L’économie égyptienne a le vent en poupe

L’économie égyptienne a le vent en poupe

Avec une moisson de 8,7 milliards de dollars d’Investissements directs à l’étranger (IDE) perçus au premier semestre 2017, l’Egypte est en passe d’atteindre et même de dépasser l’objectif de 10 milliards de dollars d’IDE visés pour l’année 2017.

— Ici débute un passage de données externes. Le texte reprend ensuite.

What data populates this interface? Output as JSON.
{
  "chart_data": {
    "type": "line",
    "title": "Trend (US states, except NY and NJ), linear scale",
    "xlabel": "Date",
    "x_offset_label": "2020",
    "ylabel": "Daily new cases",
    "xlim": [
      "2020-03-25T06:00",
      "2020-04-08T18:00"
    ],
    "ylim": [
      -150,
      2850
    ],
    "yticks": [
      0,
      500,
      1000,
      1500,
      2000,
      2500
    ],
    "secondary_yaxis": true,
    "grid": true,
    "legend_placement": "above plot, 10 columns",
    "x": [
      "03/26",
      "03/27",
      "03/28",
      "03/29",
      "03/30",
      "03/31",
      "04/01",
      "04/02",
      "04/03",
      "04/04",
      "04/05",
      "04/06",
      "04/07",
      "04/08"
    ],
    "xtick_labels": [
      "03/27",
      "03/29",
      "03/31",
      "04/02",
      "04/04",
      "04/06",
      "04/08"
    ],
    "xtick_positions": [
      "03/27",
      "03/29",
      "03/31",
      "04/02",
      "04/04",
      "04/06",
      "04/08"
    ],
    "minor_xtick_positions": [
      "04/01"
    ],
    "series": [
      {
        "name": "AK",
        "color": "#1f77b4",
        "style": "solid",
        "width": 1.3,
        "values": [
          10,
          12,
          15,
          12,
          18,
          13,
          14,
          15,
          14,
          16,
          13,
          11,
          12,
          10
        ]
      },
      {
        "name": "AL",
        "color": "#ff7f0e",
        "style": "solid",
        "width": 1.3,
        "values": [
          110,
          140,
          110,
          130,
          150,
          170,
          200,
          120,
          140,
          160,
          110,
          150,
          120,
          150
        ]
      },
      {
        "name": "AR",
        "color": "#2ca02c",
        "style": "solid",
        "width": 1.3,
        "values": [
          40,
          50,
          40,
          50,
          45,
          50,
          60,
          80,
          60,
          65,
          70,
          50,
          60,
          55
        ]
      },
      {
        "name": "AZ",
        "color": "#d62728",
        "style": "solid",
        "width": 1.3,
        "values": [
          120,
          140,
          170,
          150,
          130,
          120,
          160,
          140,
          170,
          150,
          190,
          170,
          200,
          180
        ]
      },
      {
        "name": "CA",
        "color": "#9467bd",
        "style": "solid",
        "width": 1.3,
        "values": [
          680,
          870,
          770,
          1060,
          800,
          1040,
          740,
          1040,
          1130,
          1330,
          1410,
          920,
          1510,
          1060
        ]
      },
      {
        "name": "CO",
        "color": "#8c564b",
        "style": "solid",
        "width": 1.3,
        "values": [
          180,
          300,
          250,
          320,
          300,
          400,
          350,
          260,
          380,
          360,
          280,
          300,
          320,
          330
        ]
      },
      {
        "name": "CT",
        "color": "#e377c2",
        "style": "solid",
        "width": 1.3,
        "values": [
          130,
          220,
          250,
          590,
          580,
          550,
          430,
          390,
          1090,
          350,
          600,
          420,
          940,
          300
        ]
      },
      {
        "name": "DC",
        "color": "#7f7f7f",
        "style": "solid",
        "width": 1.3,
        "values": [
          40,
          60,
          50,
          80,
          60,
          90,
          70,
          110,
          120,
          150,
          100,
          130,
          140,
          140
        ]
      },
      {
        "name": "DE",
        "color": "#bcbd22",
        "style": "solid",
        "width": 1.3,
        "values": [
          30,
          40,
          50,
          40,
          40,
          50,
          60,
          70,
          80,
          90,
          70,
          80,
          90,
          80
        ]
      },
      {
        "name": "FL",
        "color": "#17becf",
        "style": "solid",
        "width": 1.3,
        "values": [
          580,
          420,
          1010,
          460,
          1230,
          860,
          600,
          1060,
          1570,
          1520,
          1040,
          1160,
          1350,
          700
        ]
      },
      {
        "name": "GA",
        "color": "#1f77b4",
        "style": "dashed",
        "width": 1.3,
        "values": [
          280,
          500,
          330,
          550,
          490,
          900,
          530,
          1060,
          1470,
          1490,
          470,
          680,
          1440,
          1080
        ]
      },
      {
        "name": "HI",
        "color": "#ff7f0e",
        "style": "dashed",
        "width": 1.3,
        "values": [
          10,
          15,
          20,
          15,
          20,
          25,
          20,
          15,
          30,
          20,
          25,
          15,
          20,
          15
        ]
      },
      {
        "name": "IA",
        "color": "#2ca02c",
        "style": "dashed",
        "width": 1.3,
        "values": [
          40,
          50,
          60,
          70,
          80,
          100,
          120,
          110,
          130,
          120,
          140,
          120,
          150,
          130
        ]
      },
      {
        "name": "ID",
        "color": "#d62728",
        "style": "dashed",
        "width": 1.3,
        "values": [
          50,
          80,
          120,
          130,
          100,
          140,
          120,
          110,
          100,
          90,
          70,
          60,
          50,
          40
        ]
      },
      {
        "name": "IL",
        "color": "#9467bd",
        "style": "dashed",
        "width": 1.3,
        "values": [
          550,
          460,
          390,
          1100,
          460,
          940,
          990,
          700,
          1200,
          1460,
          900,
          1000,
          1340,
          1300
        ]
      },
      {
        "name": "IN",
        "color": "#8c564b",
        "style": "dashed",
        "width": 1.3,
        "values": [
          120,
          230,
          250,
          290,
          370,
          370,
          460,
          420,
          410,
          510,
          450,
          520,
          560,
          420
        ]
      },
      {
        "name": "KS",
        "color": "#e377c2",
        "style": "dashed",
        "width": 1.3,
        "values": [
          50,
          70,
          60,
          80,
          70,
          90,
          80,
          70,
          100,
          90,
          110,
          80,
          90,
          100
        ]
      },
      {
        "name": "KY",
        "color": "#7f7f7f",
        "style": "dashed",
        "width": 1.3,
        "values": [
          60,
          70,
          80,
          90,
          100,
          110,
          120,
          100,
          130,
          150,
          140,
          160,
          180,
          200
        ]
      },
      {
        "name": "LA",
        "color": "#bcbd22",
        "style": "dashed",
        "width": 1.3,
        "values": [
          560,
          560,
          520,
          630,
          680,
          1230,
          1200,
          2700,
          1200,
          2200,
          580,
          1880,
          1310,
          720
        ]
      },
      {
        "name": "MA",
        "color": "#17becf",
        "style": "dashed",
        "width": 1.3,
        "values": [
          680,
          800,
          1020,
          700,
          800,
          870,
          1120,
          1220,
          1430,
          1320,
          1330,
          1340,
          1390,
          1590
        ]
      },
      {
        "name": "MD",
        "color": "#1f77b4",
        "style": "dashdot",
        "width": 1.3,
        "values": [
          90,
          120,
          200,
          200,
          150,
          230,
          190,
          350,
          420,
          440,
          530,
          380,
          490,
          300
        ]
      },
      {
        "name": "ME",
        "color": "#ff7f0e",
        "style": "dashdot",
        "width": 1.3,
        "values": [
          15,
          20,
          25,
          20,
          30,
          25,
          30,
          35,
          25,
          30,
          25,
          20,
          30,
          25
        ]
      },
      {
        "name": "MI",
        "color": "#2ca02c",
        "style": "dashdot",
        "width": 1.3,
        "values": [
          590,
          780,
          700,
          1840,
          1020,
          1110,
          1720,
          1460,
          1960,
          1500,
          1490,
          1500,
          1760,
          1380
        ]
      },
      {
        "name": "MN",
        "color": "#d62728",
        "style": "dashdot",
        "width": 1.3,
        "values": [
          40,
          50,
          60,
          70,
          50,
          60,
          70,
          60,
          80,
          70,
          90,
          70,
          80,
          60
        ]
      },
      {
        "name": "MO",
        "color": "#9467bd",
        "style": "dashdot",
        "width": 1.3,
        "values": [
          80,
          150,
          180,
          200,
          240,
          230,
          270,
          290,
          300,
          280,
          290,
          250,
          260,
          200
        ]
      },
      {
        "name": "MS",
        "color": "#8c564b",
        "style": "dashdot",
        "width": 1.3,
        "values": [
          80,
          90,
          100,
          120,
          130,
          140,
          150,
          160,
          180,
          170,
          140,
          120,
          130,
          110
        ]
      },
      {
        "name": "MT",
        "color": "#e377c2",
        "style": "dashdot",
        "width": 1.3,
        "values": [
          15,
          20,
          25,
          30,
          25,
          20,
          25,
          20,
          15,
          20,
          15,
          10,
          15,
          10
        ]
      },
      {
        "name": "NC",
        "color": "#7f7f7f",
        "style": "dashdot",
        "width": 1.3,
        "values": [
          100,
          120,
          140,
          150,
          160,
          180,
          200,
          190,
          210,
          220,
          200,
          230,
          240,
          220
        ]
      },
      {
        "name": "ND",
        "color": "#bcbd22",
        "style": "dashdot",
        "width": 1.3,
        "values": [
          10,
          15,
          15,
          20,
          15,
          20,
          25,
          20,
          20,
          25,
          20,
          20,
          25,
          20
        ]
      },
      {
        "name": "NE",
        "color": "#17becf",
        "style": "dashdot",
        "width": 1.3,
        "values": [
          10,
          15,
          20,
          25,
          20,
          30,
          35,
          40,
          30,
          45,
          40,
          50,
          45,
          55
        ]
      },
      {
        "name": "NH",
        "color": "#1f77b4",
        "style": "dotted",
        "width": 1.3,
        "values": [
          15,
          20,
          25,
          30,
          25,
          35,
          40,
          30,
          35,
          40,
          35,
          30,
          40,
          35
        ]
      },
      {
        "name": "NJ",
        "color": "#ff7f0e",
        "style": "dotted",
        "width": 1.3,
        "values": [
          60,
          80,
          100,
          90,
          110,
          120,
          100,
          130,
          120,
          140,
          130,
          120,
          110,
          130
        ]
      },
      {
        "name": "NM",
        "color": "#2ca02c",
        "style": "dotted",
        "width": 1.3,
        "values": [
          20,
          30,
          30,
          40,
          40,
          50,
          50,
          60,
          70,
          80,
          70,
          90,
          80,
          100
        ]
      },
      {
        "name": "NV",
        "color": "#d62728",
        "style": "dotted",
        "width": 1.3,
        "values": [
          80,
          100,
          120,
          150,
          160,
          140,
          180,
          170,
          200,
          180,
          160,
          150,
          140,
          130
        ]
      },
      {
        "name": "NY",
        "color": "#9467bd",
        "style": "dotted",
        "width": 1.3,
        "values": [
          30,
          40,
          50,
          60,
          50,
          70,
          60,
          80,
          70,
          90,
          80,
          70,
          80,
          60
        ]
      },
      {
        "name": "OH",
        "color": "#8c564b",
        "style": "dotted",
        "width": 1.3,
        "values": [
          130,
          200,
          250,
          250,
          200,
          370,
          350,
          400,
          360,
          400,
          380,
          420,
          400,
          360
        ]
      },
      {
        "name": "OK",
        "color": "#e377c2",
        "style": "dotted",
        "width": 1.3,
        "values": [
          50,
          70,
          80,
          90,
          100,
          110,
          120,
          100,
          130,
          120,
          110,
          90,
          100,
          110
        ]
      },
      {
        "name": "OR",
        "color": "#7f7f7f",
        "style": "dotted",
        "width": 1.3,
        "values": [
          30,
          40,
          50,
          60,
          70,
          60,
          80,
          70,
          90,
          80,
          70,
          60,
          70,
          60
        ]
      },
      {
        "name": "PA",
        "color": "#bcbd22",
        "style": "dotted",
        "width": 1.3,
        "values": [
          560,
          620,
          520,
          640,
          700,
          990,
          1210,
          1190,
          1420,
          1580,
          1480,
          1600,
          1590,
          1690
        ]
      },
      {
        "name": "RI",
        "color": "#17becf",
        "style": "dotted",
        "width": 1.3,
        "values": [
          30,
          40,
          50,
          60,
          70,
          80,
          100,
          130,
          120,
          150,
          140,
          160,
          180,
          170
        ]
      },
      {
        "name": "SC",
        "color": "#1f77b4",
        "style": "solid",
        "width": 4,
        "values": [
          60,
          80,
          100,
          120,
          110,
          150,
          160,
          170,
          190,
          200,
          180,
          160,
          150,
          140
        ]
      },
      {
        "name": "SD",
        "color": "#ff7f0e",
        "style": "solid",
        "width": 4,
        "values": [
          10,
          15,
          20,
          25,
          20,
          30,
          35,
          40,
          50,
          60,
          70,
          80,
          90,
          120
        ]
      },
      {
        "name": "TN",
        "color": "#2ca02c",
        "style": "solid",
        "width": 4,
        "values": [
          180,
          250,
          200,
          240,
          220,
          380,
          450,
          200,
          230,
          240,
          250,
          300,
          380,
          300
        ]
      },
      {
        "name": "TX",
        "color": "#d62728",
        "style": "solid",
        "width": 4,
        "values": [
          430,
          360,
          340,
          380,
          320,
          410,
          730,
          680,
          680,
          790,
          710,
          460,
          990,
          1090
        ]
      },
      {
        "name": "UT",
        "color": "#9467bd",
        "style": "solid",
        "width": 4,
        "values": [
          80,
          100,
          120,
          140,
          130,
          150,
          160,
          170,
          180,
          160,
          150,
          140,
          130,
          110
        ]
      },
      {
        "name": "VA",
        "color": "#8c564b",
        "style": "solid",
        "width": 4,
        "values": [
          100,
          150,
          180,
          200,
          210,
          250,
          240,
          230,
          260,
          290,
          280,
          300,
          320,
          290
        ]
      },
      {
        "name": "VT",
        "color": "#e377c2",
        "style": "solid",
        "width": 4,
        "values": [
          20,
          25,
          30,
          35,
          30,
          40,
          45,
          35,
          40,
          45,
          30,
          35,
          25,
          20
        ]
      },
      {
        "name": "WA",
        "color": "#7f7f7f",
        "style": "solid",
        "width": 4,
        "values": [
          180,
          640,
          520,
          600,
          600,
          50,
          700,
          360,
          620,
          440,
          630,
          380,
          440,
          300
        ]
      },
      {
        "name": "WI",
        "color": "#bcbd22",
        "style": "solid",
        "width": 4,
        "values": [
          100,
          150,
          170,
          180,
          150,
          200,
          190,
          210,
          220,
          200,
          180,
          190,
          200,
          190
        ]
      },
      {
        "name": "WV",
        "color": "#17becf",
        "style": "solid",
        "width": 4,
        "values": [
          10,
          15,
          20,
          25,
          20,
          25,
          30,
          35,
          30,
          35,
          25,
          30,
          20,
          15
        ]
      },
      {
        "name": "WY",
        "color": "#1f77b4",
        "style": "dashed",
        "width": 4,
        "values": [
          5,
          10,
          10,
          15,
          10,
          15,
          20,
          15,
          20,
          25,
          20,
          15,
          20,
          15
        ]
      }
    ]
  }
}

La mise en œuvre de plusieurs mesures destinées à améliorer le climat des affaires dans le pays ainsi que le rééquilibrage en cours de l’économie stimulent l’appétit des grands investisseurs, relève le Caire.

La ministre égyptienne des investissements, Sahar Nasr, explique cette performance par la dévaluation de la livre égyptienne, qui réduit le coût des affaires, et l’entrée en vigueur d’une nouvelle loi sur les investissements.

«L’Egypte peut dépasser son objectif de 10 milliards de dollars pour les investissements directs étrangers cette année, car la dépréciation de la livre a réduit le coût des affaires et une nouvelle loi sur les investissements va bientôt entrer en vigueur, ce qui va renforcer l’attractivité de la première économie d’Afrique du Nord», a-t-elle confié.

Les autorités égyptienne comptent surfer sur cette vague d’optimisme pour attirer plus de flux afin de financer les grands projets d’infrastructure et redonner ses couleurs d’antan à la première économie d’Afrique du Nord et l’une des plus importantes du Continent qui a sombré dans une conjoncture difficile depuis le «printemps arabe».

« Le pays est en négociation avec des investisseurs d’Arabie Saoudite, de Singapour, de Chine et des Émirats arabes unis sur des projets porteurs», a indiqué Mme Nasr, soulignant que «les potentiels investissements sont concentrés dans les secteurs du pétrole et du gaz, de l’immobilier, du tourisme et de la logistique ». « Il était trop tôt pour commenter la taille des offres potentielles », a ajouté la ministre des investissements.

A titre de comparaison, en 2016, le montant total des IDE perçus par le pays s’est élevé à quelque 6,9 milliards de dollars, selon le rapport 2017 de la CNUCED sur les investissements en Afrique, ce qui place le pays dans le trio de tête des destinations les plus attractives du Continent.